September 3, 2011

Vegetables from the Mountains and Farms

One of the best ways to know the local people is to visit the wet market as early as 5.30 in the morning and mingle with them. These hardworking farmers and vegetable sellers are up and about in this market as early as 3 a.m. Most of the vegetable sellers belong to the Minorities Peoples of China.

It is nice to wake up early and welcome the world at the start of its day!! And you can also whistle..."What a lovely morning.." or sing like Elisa Doolittle (My Fair Lady)....

The gourd (boo) here is slender like cucumber. There are many shapes of gourds here. (In fact one minority tribe worships the Gourd Goddess as many gourds have the shape of a female body - read my future posting on this).

So early in the morning  no wonder this lady is yawning away. It is invigorating to meet up with local tribal people who bring their vegetables to this market for sale. You can see how wonderful it is for them to earn cash which promise them a better future when they have saved up enough!!

Buying vegetables from a small cart. To me it is always a joy to be part of this kind of buying and selling - a good bargain for the early morning woman - who will then go home to cook a nice meal for the family with love and greater hopes for the future. Life can't be better in places similar to this.

Lovely young green pumpkins and chillies....When one can pick and choose to one's heart's content  the freshes of vegetables - life - God and Man are
More young pumpkins and bamboo shoots. July is the bamboo shoot season in Yunnan..but actually there are so many kinds of bamboos in China that they are available throughout the year. In Winter you have Winter Bamboo etc.

Pumpkin flowerss are favourites here and you can just have a pumpkin flower omelette for lunch or a soup with the omelette slices in it..
San Yaw (Mountain Medicine) or Ubi Belaya as it is called in Brunei and Northern Sarawak is plentiful here.

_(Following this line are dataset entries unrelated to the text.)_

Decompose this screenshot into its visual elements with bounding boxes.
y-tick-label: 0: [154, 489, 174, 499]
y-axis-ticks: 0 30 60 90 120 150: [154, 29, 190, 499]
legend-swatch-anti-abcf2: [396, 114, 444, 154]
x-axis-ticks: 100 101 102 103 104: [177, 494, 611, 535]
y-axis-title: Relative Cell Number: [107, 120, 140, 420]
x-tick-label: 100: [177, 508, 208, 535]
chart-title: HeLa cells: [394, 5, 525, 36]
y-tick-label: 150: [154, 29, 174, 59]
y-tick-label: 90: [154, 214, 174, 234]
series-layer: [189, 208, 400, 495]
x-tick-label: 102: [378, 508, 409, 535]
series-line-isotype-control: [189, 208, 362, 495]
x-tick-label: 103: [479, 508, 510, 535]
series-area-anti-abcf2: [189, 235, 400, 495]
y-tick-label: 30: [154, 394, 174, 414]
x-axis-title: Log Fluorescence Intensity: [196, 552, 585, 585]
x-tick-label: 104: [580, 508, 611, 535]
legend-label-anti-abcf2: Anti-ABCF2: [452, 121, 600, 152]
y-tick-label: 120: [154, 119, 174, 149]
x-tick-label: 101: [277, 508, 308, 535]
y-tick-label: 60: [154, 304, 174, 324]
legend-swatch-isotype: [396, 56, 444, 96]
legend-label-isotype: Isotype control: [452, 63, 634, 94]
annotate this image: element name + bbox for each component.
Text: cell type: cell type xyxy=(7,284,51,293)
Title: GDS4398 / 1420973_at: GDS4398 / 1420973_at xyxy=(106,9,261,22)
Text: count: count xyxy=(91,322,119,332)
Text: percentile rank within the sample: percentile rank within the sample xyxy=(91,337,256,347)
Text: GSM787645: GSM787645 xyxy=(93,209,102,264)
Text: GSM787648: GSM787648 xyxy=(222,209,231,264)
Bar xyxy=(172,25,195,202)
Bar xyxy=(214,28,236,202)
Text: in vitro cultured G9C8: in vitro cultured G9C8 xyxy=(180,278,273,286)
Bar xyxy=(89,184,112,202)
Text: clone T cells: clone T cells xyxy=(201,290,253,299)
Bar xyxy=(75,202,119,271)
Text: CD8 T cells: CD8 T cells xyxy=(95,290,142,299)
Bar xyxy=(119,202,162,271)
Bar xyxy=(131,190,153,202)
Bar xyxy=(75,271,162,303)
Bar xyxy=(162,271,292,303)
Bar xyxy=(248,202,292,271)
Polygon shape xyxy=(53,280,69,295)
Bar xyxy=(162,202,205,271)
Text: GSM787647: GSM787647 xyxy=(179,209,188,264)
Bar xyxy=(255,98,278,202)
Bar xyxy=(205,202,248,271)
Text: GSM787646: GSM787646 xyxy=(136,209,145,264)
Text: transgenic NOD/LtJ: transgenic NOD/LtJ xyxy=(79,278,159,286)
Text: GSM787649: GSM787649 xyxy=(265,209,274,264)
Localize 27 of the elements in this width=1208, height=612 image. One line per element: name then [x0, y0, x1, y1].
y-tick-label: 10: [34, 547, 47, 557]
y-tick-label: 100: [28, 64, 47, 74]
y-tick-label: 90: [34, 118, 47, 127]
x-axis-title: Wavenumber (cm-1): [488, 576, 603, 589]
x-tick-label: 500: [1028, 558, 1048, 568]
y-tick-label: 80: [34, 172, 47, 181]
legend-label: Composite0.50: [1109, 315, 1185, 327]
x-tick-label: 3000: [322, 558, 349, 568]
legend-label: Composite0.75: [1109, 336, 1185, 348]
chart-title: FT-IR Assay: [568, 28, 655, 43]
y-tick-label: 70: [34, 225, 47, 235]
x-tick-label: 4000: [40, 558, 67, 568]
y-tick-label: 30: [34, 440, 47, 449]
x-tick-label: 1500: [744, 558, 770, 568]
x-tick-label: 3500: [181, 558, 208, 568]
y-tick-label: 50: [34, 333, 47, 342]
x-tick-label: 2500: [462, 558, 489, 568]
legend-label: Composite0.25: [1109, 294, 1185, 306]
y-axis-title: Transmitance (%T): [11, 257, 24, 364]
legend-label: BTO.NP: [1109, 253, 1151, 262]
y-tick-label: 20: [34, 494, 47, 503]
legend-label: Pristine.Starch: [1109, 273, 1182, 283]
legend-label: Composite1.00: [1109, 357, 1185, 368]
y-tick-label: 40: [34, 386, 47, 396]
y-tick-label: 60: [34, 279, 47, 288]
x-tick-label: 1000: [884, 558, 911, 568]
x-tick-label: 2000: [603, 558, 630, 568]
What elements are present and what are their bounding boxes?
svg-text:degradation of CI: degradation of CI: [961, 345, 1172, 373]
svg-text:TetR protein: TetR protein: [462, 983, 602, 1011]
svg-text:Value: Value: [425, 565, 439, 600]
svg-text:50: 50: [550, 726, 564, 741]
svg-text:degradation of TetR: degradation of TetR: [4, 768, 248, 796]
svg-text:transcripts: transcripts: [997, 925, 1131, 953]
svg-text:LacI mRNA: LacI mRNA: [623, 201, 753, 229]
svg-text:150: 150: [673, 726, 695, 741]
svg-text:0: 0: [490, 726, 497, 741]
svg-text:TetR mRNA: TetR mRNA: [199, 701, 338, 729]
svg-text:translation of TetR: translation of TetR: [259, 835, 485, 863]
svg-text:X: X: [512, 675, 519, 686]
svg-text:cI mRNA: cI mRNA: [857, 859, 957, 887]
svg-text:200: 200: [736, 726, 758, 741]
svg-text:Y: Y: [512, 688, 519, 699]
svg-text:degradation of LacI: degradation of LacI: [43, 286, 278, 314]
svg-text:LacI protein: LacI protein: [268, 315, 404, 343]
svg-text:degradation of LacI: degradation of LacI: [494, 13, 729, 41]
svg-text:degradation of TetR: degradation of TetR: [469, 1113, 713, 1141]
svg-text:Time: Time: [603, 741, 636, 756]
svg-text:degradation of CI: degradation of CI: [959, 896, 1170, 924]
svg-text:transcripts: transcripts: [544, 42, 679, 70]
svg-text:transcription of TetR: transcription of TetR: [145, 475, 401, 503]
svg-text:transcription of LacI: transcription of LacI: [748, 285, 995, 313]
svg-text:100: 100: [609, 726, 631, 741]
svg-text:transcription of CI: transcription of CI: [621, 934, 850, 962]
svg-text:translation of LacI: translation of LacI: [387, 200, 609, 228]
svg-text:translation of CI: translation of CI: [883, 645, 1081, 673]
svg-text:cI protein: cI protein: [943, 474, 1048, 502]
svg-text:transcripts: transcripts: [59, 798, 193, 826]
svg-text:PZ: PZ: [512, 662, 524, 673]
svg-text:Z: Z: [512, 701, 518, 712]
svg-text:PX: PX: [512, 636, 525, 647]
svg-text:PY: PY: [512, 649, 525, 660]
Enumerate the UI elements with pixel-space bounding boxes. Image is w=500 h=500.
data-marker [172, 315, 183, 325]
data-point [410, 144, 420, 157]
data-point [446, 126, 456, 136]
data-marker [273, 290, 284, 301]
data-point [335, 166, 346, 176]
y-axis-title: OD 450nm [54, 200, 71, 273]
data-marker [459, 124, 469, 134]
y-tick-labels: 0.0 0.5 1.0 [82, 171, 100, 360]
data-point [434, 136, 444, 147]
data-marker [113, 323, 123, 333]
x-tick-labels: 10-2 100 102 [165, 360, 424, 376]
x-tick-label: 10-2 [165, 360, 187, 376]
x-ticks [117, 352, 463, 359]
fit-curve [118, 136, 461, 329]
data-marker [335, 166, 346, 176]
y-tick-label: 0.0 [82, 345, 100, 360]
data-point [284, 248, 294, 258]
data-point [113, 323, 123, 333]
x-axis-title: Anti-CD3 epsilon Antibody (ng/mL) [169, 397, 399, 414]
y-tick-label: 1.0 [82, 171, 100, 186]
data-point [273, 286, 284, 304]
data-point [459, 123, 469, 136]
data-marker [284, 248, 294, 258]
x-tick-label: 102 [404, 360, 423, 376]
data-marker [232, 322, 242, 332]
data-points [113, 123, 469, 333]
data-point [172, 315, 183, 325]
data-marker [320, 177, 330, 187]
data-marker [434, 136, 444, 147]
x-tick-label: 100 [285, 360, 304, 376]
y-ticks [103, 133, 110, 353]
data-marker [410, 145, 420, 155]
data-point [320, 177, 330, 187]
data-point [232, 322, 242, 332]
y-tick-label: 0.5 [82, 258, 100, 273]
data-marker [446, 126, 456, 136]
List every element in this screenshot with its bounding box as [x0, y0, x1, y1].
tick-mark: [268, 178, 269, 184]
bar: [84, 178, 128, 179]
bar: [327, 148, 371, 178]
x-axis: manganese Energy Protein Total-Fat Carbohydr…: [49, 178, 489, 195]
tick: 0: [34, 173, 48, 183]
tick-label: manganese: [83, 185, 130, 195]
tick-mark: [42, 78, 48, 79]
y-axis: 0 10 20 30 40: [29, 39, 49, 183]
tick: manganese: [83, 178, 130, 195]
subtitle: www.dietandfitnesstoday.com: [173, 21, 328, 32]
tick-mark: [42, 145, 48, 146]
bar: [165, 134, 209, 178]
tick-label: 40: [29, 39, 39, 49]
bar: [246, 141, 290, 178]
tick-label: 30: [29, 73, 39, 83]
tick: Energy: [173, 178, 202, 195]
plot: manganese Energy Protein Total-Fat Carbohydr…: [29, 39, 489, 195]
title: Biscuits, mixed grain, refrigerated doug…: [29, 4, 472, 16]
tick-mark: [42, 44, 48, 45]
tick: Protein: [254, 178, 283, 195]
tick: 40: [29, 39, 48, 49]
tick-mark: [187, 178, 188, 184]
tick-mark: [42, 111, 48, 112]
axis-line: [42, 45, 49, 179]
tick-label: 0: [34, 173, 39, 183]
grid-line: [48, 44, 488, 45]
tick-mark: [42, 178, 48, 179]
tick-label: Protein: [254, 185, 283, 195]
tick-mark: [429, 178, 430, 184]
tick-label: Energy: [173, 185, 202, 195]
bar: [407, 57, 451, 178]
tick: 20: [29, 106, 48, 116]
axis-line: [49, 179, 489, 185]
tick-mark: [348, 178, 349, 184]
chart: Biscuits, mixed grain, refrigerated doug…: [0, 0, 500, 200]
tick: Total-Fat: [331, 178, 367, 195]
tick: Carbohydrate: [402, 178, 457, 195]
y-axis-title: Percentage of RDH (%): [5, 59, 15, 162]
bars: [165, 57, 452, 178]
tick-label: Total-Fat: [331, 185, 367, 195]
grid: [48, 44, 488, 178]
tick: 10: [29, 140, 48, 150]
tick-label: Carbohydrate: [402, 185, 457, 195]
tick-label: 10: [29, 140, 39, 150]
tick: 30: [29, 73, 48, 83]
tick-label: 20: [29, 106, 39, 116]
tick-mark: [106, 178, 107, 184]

It is sliced and boiled in soup...and is very nourishing for our bodies.It is always served in a plate ready for a hot pot meal in Yunnan.

Mou Tou - or Edamame...very good for our health if eaten in moderation. Just boil in salty water. No oil is needed and it is a meal by itself. Edamame is also called young green soy bean.

As I walked away from an invigorating tour of the vegetable market I continued to reflect on how hard working these women were. There were so few men around. Could they still be sleeping? Or are they smoking somewhere in the corner?

Perhaps more women are better in business than their men folks.


khengsiong said...

5.30am? Is that very early?

Anonymous said...

men maybe in the big city working in a contruction site !

Sarawakiana@2 said...

The market is already open at 3.00. So going there about 5.30 is good. In fact all the purchasing officers / owners of the eating stalls and restaurants are already there to make good bargains!!

I am no ordinary tourist!!

Sarawakiana@2 said...

Anonymous...I am sure they are doing something worth while.... But I heard from the locals here most married couples work together.

Ann said...

San Yaw (Mountain Medicine) or Ubi Belaya is it the DAI SHU or big "potato?

Sarawakiana@2 said...

No is a special can get them in special packets in the Chinese drug stores and they are white slender pieces - very biscuit like. They taste nice in hot pots. (only in China though).